Her “experiences show that private land conservation has the power to catalyze transformative change if we engage parts of the community that have been overlooked,” says Pofahl, who has continued to engage with conservation issues in the American West while at F&ES through the Ucross High Plains Stewardship Initiative.
puerini James Puerini
James Puerini, a first-year Master of Forestry student at F&ES, grew up around Oregon’s rural timber country, where he began fighting wildland fires for the Confederated Tribes of Grand Ronde as a teenager to help pay for tuition at the University of Oregon. That experience, he explains, connected his “lifelong interest in the outdoors to land conservation and those directly impacted by land management policies in the American West.”
 
Puerini took his expertise to Washington, D.C., where he served his home state as an administrative and policy staffer to two U.S. Members of Congress, helping craft laws that protected the same lands where he grew up.

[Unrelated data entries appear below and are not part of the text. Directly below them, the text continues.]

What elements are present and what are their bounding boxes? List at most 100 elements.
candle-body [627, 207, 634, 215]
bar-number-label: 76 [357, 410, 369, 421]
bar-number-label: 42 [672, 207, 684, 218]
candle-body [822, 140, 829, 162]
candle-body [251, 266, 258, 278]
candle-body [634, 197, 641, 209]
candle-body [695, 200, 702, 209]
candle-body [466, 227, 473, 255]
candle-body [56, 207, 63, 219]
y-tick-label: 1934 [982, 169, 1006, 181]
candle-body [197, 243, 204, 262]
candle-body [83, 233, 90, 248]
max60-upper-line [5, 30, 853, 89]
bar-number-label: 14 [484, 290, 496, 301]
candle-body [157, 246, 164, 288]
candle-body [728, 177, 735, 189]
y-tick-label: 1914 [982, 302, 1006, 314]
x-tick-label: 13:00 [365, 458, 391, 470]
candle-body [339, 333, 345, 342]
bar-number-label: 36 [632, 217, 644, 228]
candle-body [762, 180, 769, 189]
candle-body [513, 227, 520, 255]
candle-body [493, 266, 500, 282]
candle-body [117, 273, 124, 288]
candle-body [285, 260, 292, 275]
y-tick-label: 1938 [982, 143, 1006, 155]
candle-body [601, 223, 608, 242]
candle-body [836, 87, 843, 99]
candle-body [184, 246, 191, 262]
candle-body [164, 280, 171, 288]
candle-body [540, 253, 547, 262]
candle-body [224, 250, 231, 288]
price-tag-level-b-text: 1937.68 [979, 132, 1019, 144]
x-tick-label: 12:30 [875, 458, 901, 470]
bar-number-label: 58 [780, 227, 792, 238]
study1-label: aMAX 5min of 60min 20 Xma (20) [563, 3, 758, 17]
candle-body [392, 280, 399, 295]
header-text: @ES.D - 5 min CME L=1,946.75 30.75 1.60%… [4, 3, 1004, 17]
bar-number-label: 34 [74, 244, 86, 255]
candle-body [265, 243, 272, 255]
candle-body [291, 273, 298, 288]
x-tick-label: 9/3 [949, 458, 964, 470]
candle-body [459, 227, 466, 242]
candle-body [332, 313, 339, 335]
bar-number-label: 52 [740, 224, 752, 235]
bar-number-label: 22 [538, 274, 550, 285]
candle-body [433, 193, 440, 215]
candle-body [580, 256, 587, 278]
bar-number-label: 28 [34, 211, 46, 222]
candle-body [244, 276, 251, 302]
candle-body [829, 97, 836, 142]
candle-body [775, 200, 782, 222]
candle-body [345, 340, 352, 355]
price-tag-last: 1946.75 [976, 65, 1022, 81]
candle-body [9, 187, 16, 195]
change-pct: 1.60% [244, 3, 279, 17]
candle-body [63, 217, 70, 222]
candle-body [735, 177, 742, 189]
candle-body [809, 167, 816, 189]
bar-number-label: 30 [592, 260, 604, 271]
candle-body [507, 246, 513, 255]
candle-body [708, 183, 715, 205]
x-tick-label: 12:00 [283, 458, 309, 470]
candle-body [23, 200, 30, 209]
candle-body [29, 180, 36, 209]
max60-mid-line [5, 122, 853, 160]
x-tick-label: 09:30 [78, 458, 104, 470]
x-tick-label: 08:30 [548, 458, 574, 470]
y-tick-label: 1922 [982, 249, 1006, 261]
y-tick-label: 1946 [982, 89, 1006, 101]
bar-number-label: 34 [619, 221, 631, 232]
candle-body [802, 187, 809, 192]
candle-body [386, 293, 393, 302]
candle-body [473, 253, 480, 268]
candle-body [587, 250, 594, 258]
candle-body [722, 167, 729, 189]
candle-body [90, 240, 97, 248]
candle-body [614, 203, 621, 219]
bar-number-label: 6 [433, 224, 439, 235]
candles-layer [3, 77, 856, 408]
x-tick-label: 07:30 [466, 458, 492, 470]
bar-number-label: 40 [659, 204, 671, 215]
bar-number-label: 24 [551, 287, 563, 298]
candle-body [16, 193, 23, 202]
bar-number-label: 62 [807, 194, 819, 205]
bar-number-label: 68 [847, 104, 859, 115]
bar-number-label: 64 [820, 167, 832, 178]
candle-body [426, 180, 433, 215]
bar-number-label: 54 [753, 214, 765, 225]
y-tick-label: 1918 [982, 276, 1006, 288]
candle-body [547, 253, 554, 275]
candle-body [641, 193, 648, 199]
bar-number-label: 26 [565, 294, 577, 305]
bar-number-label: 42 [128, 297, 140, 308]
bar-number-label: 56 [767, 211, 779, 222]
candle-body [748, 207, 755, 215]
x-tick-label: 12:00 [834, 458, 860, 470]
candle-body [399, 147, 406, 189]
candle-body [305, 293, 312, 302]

He then worked with The Nature Conservancy, where he developed new and innovative programs for conservation partnerships between the organization and small non-profits serving diverse communities.
 
Similar to Pofahl, Puerini sees a need for diverse voices in the fight to protect land.
 
“Our partners in the West taught me that those exposed disproportionately to environmental degradation require conservation leaders rooted in place and community,” he said. “Building coalitions across diverse groups showed me those closest to the land hold deep insights about what they need to thrive.”
quint doan Quint Doan
Quint Doan is a second-year student at Yale Law School (YLS). A graduate of the University of Arizona, Doan has studied natural resources and desert ecology, assisting in research projects that studied rare and endangered species in the American West and the Rocky Mountains.
 
All of that work, Doan said, was empowered or influenced by environmental statutes — which he felt he “could not fully comprehend… without formal legal training.” While at YLS, he has pursued internships in the West, last summer working with the Department of Ecology at the Office of the Washington State Attorney General. He has worked on projects particularly focused on tribal law, water rights and emissions regulations.
 
Doan said he applied to YLS in part for the opportunity to pursue interdisciplinary studies with F&ES — an idea that will come to fruition in the fall, when he begins pursuing a dual degree as a member of the Class of 2022.